In the 1970s I returned to college to study art because I was no longer happy with copying commercial needlework patterns. I studied drawing under Ruth Deshaies at Tallahassee Community College. This experience inspired me to enter the Fine Arts program at Florida State University. I started in fiber arts, but soon transferred to sculpture because it allowed me to explore three-dimensional forms. I was fortunate to study under Charles Hook. I was accepted into the juried Bachelor of Fine Arts program, but left school to pursue a career in graphic design. After 15 years in that field, I needed a change, so I went to law school, became an attorney, and practiced for 8 years.

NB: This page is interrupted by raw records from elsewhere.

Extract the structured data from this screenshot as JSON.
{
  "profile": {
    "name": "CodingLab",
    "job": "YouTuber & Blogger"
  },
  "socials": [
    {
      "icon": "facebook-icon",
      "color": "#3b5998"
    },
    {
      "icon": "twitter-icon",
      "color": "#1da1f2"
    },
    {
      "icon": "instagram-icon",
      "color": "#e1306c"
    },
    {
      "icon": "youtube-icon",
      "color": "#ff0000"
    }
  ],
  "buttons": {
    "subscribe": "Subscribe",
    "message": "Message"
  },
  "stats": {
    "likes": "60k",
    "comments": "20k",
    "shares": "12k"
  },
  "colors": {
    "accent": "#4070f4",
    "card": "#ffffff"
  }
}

In 2008 I retired from the law and am now able to work full time on art.
About 9 years ago I discovered bead weaving. Since my background was in the needle arts, it was a natural progression for me to want to loom beads and to treat the beads as cloth. It was also natural for me to incorporate my training in graphic design into my pieces. Even though it requires great attention to detail, beading on the loom is very relaxing to me. I feel so blessed that I get to “play” with beads all day. I have finally found the art form in which I can best express my feelings for color and the wonders of this earth.